Взгляд Тарана показался мне холодным и… обреченным. Показалось мне, что прямо тут, прямо сейчас, молодой начальник заставы, недожавший еще и до тридцати лет, готовился к смерти.
— Как вы? — Бросил я, наплевав на любую военщину.
— Проходи, Саша, — не ответил на мой вопрос Таран. — Да и чего уж там? Давай на «ты».
Теперь ему не ответил я. Закрыв за собой дверь, я прошел к табурету. Сел.
Таран был бледен и глубоко, прерывисто дышал. Он лежал по пояс голый. Одеяло скомкал под ногами. На груди его краснела от пятен крови ватная подушка ИПП, прилаженная к ране марлей.
— Вот так… — начал вдруг Таран, не сводя взгляд с неваляшки, — целыми днями, ночами служба. Целыми днями Граница. Сработки постоянные. Занятия. Заставские хлопоты. И не заметишь, как жизнь пролетает.
Я молча глянул на игрушку, к которой приковал свой взгляд Таран. Красненькая неваляшка смирно стояла под стеклом стенки. Соседствовала со стеклянными фигурками лебедей и красивым, расписным блюдом явно импортного производства.
— Я никогда раньше об этом и не думал, — продолжил Таран. — Не думал, что что-то упускаю в жизни. А сейчас вижу — упускал. И упустил уже многое.
Он замолчал. Попытался улечься повыше, но не смог. Только поморщился от боли.
— Понимаю я, Саша, что делал важное дело. Я Границу защищал. Защищал благополучия миллионов советских людей… Миллионов семей, — Таран осекся. Прикрыл глаза и с горечью закончил: — о своей совсем позабыл.
— Рано ты с жизнью прощаешься, Толя, — прямо сказал я. — Поживешь еще.

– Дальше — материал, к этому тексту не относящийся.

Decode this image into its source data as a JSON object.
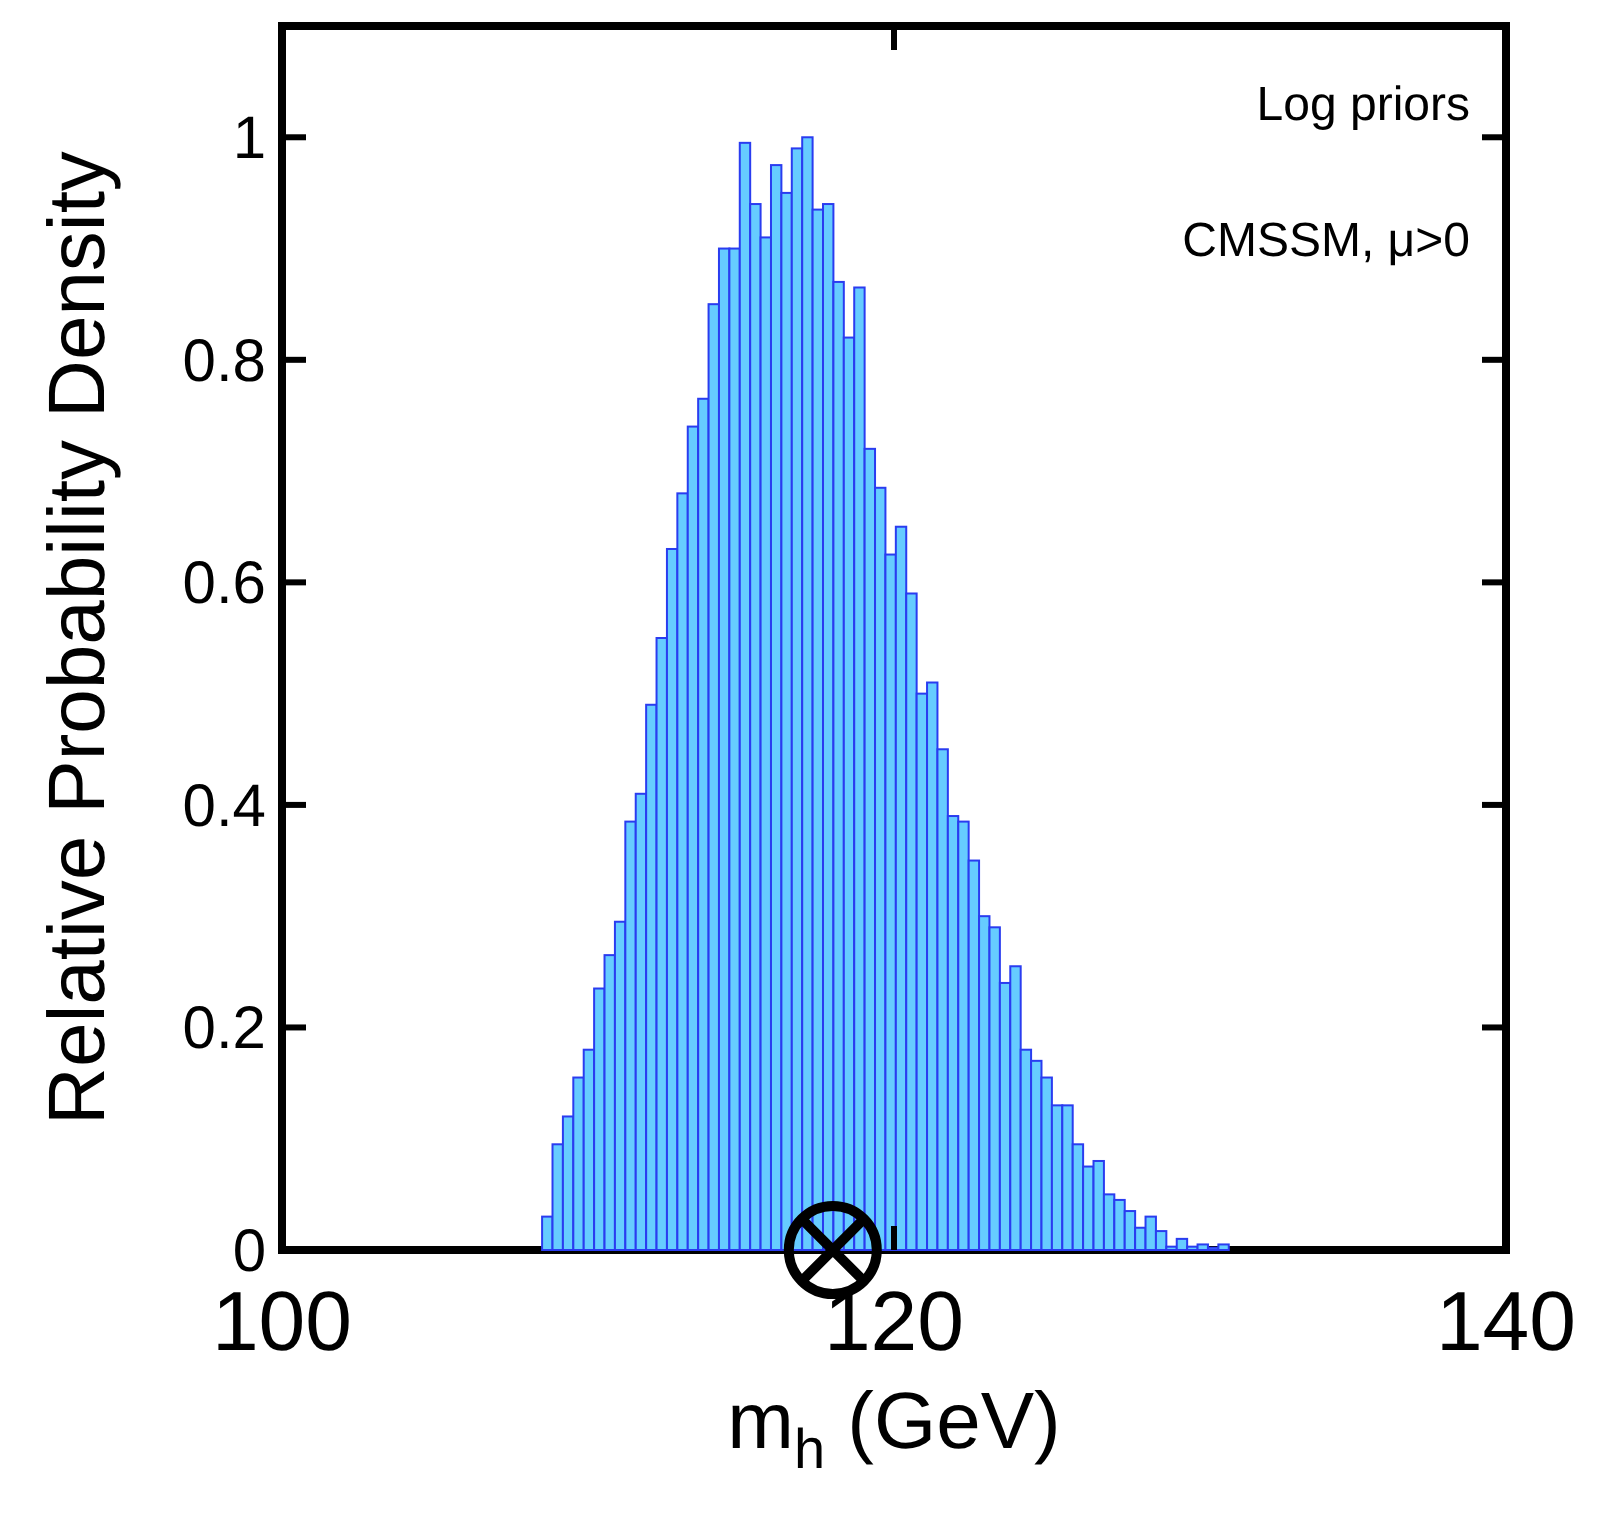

— А я ведь не слышал, как моя Анютка свое первое слово сказала, — проговорил Таран, — не видел, как она в первый раз пошла…
Таран вдруг погрустнел. Взгляд его подернула туманная дымка воспоминаний. И так и не спала, когда он снова начал:
— А иной раз, когда она совсем малютка была… Приду со службы. К Ирочке моей подойду, а она с Аней нянчится… И представь себе, не узнавала меня дочка… Как увидит — ну плакать… Дескать, дядька чужой пришел…
Вспоминая это, Таран широко улыбнулся. Даже рассмеялся.
— А я ей… Ты что, Аннушка?.. Папка я твой. Не узнала? Только тогда дочурка успокаивалась. Голос мой слышала и успокаивалась… Эх… — Таран вздохнул и снова поморщился от боли. Однако сквозь нее все же заговорил: — Увидеть бы их сейчас. Еще хоть один разочек увидеть.